Three more games in Comerica against the Twins, and three more Tiger wins.

Twins Tigers
Wins 0 3
Runs 7 14
BA .239 .286
OBP .317 .363
SLG .273 .440
HR 0 3
SB/CS 1/0 0/3
BB/9 4.1 3.7
K/9 9.4 3.0
ERA 4.50 1.67

Now this performance wasn’t nearly as complete as the last time the Twins came to town. And really, for the second consecutive series I look at the stats and wonder, “How was this a sweep?” Twins pitcher struck out more batters per game than the Tigers struck out in the series – and the Tigers didn’t even bat in the 9th each game. The Tigers had 3 caught stealings, and got themselves out between 3rd and home 3 times. And yet they won, and won, and won.

The big difference was probably once again the home runs. The Tigers had as many homers as the Twins had extra base hits. Those Twins extra base hits were largely limited by the excellent play of Curtis Granderson in centerfield. He’s yet to commit an error, and has shown an ability to get to anything hit to Comerica’s vast recesses.

Series Studs

  • Justin Verlander went toe to toe with the best pitcher in the American League and came away with a win. He didn’t strike out anyone, but he didn’t walk anyone either. He also made it easy on his defense with 7 infield flies.
  • Vance Wilson isn’t called on often, but he’s performing very well this year.
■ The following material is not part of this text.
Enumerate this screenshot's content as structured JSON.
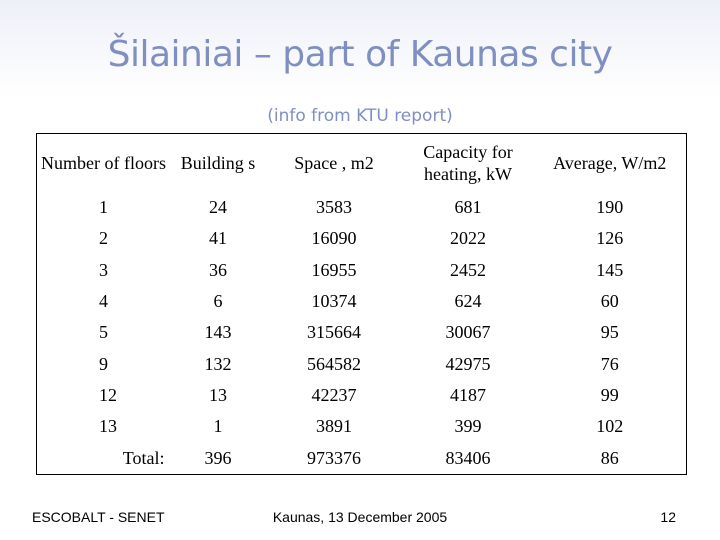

Santana owned him his first two times up, up Wilson hit the improbably homer to earn the win for Verlander.
  • Carlos Guillen made one out at the plate the entire series (he was caught stealing twice). He was 7 for 8 with 3 walks.
  • Curtis Granderson gets the nod here partially for his .462 OBP, and partially for his defense. He robbed both Joe Mauer and Torii Hunter.
  • Todd Jones picked up 3 saves in the series. It wasn’t always pretty, or easy, but he was a significant part of this sweep.

And those who stuggled

  • Chris Shelton, who looked to be coming out of his slump in Cleveland, managed only a double and a walk.
  • Nate Robertson battled his control for the second consecutive start. He walked 3 and hit a batter while allowing 7 hits in only 5 innings.
  • Bobby Seay certainly didn’t make the most of a rare appearance. He allowed a hit and a walk and retired no one.
  • Craig Monroe may give up the high sock look after a mere 2 for 11.